Alonso peut-il le faire ?

Fernando Alonso a 36 ans. C’est encore un bon âge, mais il ne doit pas trainer, surtout à Indianapolis, une épreuve très physique. Sa première participation (abandon) a montré que la victoire sera difficile, même s’il a passé la majeure partie de la course avec le groupe de tête. « Il y a plein de petits détails particuliers pour gagner.
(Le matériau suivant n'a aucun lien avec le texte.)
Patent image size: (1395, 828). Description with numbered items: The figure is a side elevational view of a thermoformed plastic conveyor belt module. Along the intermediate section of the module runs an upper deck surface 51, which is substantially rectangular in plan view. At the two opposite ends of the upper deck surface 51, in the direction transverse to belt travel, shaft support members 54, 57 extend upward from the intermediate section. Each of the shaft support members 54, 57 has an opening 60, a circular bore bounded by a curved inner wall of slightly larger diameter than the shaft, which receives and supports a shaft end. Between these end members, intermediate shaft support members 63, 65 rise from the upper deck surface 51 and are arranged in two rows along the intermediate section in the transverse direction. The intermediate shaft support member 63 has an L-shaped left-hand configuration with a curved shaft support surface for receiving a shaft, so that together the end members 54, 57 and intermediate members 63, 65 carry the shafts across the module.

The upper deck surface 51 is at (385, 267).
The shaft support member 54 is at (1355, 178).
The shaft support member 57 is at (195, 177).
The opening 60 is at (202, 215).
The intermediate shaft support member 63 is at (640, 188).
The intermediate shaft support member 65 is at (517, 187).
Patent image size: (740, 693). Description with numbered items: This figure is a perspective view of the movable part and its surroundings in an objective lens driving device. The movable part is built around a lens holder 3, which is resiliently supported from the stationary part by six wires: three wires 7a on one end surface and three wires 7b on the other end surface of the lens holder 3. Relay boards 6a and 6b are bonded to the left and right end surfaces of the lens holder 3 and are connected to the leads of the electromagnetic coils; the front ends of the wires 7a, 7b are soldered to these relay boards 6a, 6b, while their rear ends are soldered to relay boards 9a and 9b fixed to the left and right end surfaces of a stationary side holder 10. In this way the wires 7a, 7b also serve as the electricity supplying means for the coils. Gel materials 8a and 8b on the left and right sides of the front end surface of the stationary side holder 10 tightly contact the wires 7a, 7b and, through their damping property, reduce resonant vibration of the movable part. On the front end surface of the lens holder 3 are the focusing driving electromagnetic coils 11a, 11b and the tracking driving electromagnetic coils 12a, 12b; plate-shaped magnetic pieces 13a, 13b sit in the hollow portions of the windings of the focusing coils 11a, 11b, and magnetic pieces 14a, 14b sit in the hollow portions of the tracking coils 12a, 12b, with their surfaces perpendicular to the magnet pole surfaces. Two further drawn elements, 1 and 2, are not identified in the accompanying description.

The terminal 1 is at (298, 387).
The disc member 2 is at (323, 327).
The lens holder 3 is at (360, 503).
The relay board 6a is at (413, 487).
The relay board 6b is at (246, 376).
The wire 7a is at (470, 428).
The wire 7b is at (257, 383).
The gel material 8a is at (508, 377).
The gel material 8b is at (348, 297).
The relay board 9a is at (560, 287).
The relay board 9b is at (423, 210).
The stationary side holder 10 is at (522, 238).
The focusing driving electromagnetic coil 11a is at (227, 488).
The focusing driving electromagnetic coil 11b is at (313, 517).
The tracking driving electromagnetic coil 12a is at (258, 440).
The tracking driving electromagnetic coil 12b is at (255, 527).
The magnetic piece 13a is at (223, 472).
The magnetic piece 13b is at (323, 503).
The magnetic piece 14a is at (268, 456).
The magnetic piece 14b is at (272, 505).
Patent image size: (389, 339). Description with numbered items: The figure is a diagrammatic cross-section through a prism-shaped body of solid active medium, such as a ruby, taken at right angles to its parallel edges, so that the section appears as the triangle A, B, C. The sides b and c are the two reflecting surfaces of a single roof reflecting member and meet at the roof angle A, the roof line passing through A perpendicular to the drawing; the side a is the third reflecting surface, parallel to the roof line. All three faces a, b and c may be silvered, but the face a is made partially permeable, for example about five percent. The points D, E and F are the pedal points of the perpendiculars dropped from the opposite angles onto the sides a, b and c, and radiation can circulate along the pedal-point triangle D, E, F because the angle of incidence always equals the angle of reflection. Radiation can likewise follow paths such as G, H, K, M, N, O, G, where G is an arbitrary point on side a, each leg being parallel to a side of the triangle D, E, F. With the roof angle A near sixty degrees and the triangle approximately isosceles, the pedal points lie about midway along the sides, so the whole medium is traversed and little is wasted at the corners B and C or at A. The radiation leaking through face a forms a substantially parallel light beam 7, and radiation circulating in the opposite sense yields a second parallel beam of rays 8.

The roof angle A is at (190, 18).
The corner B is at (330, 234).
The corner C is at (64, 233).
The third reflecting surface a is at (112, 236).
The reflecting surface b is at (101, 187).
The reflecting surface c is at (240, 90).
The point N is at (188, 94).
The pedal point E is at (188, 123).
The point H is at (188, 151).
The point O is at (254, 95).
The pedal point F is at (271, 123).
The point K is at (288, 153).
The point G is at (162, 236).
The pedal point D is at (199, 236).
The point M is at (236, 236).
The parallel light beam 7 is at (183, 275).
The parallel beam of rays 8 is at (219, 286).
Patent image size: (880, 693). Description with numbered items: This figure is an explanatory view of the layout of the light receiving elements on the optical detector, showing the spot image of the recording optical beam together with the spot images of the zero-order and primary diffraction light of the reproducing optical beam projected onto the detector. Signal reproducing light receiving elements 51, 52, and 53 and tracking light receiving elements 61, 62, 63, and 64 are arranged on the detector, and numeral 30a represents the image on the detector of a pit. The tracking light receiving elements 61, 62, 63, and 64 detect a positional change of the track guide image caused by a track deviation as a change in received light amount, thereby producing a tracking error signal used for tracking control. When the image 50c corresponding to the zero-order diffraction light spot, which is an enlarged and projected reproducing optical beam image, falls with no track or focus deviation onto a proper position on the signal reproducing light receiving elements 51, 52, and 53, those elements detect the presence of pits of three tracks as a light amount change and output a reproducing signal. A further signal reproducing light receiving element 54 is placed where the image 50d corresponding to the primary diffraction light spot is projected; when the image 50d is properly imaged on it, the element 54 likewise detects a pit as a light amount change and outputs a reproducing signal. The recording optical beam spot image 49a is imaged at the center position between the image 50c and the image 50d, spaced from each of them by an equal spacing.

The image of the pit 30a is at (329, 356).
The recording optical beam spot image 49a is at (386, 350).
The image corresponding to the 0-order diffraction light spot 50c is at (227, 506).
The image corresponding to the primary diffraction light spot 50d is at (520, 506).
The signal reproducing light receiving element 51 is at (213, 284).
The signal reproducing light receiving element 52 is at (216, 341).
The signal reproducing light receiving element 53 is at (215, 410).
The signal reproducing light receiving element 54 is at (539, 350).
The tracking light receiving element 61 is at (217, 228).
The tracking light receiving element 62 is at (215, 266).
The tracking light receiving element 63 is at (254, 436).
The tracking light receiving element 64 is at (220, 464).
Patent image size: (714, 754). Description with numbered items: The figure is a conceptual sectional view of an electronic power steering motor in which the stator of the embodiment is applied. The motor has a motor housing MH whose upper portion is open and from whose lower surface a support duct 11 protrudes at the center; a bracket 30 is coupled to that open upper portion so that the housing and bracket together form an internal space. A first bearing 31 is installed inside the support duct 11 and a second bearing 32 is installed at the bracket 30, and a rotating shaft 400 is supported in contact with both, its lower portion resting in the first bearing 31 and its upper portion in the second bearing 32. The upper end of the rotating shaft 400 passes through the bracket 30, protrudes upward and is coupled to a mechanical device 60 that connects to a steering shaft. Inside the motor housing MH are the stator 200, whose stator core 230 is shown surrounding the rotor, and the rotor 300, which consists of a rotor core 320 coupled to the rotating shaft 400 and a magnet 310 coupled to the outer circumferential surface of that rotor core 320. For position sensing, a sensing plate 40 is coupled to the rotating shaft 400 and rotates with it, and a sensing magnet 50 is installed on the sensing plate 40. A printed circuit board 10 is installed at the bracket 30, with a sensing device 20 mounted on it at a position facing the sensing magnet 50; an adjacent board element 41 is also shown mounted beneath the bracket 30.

Les gens ne comprennent pas c’est très spécifique », reconnaît l’ancien pilote Renault.

En ce qui concerne les 24h du Mans, il a plus de temps. Henri Pescarolo notamment l’a montré, on peut avoir une grande longévité. En 2018, il va découvrir la Sarthe au volant d’une Toyota. La voiture sera favorite de la course, en l’absence d’autres constructeurs de renom au départ. Sa décision de participer dès cette année (et oublier temporairement Indianapolis) n’est peut être pas un hasard. Néanmoins, Le Mans reste aléatoire. Surtout pour la marque japonaise, qui n’a toujours pas gagné en 12 participations. On se souvient des deux dernières éditions, où elle menait avant d’avoir des problèmes mécaniques.

Alonso s’est engagé dans un pari difficile, mais il a le mérite de le tenter, pour redonner ses lettres de noblesse  au mythe du pilote polyvalent.